How to use pickled classifier with countVectorizer.fit_transform() for labeling data


I trained a classifier on a set of short documents and pickled it after getting the reasonable f1 and accuracy scores for a binary classification task.

While training, I reduced the number of features using a sciki-learn countVectorizer cv:

    cv = CountVectorizer(min_df=1, ngram_range=(1, 3), max_features = 15000) 

and then used the fit_transform() and transform() methods to obtain the transformed train and test sets:

    transformed_feat_train = numpy.zeros((0,0,))
    transformed_feat_test = numpy.zeros((0,0,))
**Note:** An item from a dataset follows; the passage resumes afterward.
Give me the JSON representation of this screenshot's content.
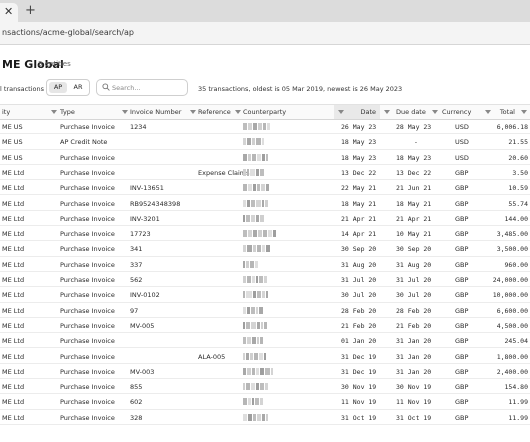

    transformed_feat_train = cv.fit_transform(trainingTextFeat).toarray()
    transformed_feat_test = cv.transform(testingTextFeat).toarray()

This all worked fine for training and testing the classifier. However, I am not sure how to use fit_transform() and transform() with a pickled version of the trained classifier for predicting the label of unseen, unlabeled data.

I am extracting the features on the unlabeled data exactly the same way I was doing while training/testing the classifier:

## load the pickled classifier for labeling
pickledClassifier = joblib.load(pickledClassifierFile)

## transform data
cv = CountVectorizer(min_df=1, ngram_range=(1, 3), max_features = 15000)
cv.fit_transform(NOT_SURE)

transformed_Feat_unlabeled = numpy.zeros((0,0,))
transformed_Feat_unlabeled = cv.transform(unlabeled_text_feat).toarray()

## predict label on unseen, unlabeled data
l_predLabel = pickledClassifier.predict(transformed_feat_unlabeled)

Error message:

    Traceback (most recent call last):
      File "../clf.py", line 615, in <module>
        if __name__=="__main__": main()
      File "../clf.py", line 579, in main
        cv.fit_transform(pickledClassifierFile)
      File "../sklearn/feature_extraction/text.py", line 780, in fit_transform
        vocabulary, X = self._count_vocab(raw_documents, self.fixed_vocabulary)
      File "../sklearn/feature_extraction/text.py", line 727, in _count_vocab
        raise ValueError("empty vocabulary; perhaps the documents only"
    ValueError: empty vocabulary; perhaps the documents only contain stop words

Solution

  • You should use the same vectorizer instance for transforming the training and test data. You can do that by creating a pipeline with the vectorizer + classifier, training the pipeline on the training set, pickling the whole pipeline. Later load the pickled pipeline and call predict on it.

    See this related question: Bringing a classifier to production.